Standing, he walked away from the body and outside to stand on the front porch. The day was already warming up, it was going to be a hot one. Summer had been slow to get off the ground but now that it had warmed up, it seemed like the hot weather was here to stay. The sky above was a clear, deep blue that reminded him of Grace’s eyes, and he was glad that this year she would be able to enjoy the summer. In fact, he was going to make sure she enjoyed it.
“Grace said that Emmanuel had a thing for fables. The tortoise and the hare, the ant and the grasshopper, the gnat and the bull, the lion and the mouse, so last night I got to thinking. After I left the hospital for the night, I went by the station and started searching through cold cases. We know that Emmanuel didn't bury the bodies at Mable White’s house because hers was the only body we found there which means he had to dispose of them some other way. I started with cold cases, but there might be some where someone was charged for the murder as well, we’ll have to look into it.”
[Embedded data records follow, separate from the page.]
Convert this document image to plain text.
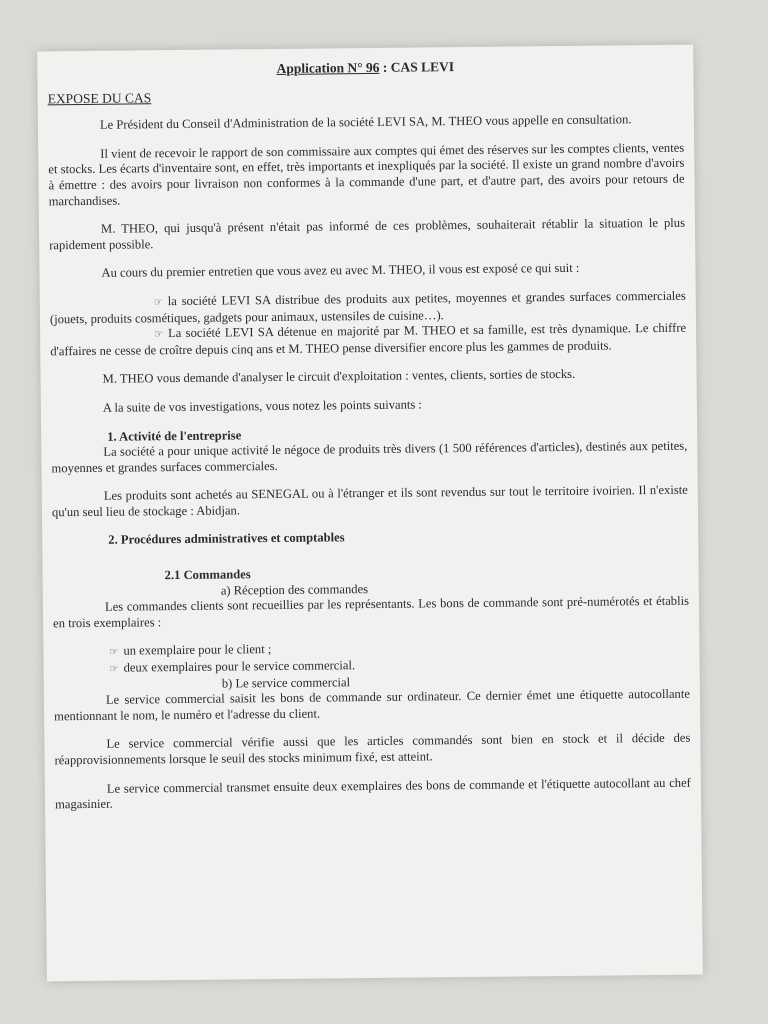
Application N° 96 : CAS LEVI
EXPOSE DU CAS

Le Président du Conseil d'Administration de la société LEVI SA, M. THEO vous appelle en consultation.

Il vient de recevoir le rapport de son commissaire aux comptes qui émet des réserves sur les comptes clients, ventes et stocks. Les écarts d'inventaire sont, en effet, très importants et inexpliqués par la société. Il existe un grand nombre d'avoirs à émettre : des avoirs pour livraison non conformes à la commande d'une part, et d'autre part, des avoirs pour retours de marchandises.

M. THEO, qui jusqu'à présent n'était pas informé de ces problèmes, souhaiterait rétablir la situation le plus rapidement possible.

Au cours du premier entretien que vous avez eu avec M. THEO, il vous est exposé ce qui suit :

☞ la société LEVI SA distribue des produits aux petites, moyennes et grandes surfaces commerciales (jouets, produits cosmétiques, gadgets pour animaux, ustensiles de cuisine…).

☞ La société LEVI SA détenue en majorité par M. THEO et sa famille, est très dynamique. Le chiffre d'affaires ne cesse de croître depuis cinq ans et M. THEO pense diversifier encore plus les gammes de produits.

M. THEO vous demande d'analyser le circuit d'exploitation : ventes, clients, sorties de stocks.

A la suite de vos investigations, vous notez les points suivants :

1. Activité de l'entreprise

La société a pour unique activité le négoce de produits très divers (1 500 références d'articles), destinés aux petites, moyennes et grandes surfaces commerciales.

Les produits sont achetés au SENEGAL ou à l'étranger et ils sont revendus sur tout le territoire ivoirien. Il n'existe qu'un seul lieu de stockage : Abidjan.

2. Procédures administratives et comptables
2.1 Commandes
a) Réception des commandes

Les commandes clients sont recueillies par les représentants. Les bons de commande sont pré-numérotés et établis en trois exemplaires :

☞ un exemplaire pour le client ;
☞ deux exemplaires pour le service commercial.
b) Le service commercial

Le service commercial saisit les bons de commande sur ordinateur. Ce dernier émet une étiquette autocollante mentionnant le nom, le numéro et l'adresse du client.

Le service commercial vérifie aussi que les articles commandés sont bien en stock et il décide des réapprovisionnements lorsque le seuil des stocks minimum fixé, est atteint.

Le service commercial transmet ensuite deux exemplaires des bons de commande et l'étiquette autocollant au chef magasinier.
“Look into what exactly?” Rylla asked.
“Tattoos. If the fables were as important to Emmanuel as Grace said they were, and we have no reason to disbelieve her, we’ve both seen the basement, then I got to wondering if he would have marked the bodies somehow. I searched cold cases, cross referencing for any female victim in her twenties or thirties, since Grace said all the women were fairly close in age to her, that had a tattoo, specifically one of his favorite fables. I focused just on the ones Grace mentioned, hare, tortoise, ant, grasshopper, gnat, bull, lion, and mouse, and I found a dozen hits. A few of the women had been shot, a couple drowned, one had been beaten, another stabbed, but all of them had a recent tattoo on their ankle. In the case notes it said families and friends all reported that the victims did not have any tattoos.”
“So, he does them himself.”
“That would be my guess. Gives us another avenue of tracking this guy down.”
“How do we know that these women were his victims though?”
“Tattoos were done postmortem. All animals in what we know are his favorite fables, all unsolved murders over the last six years, all women in the age range he targets. We don’t know for sure, but I think we should start looking into their murders, see if we can connect them to Grace’s case.” Matthew knew in his gut that these women were victims of Emmanuel’s sick lessons, and he knew that his partner would support him. He hoped they could find proof to link them to Emmanuel. But even if they couldn’t, the man would be facing life in prison for Grace’s abduction and torture alone. Still, he didn't want to give a judge any reason whatsoever to ever let Emmanuel walk free, so the more crimes they could charge him with the better.
“Why did no one else ever link the cases?”
“Dump sites were different and they weren’t all killed the same way. Different jurisdictions, a couple had violent exes who looked like they could have done it, there just wasn’t enough for someone to notice that these women’s cases might be linked, even with the tattoos which you would have to know to look into. I only had the hunch because of what we learned from Grace. Without her mentioning the fables there would be no reason to think random tattoos meant anything at all. For all the cops on those cases knew, the women had gone and gotten them voluntarily before they were abducted and just not told anyone.”
“Natalie Potter has one, so you think he killed her last night. That’s way outside his MO.”
“I know, but yesterday wasn’t a normal day for him. He needs Grace back, it was a massive risk to try to get her out of the hospital. If he tried, he’s desperate. Having his attempts foiled would have sent him off the deep end. I’m guessing he lives somewhere around here or he just happened to catch sight of Natalie. She looks a lot like Grace, same blonde curls, same blue eyes.”
“She was a substitute. He took out his anger at not being able to get his hands on the real thing on her.”
“When I heard about the case, saw a picture of the victim, I just knew. Then when I saw the tattoo, I knew I was right. He’s going off script, killed this one himself, there’s no telling what he’s going to do next.”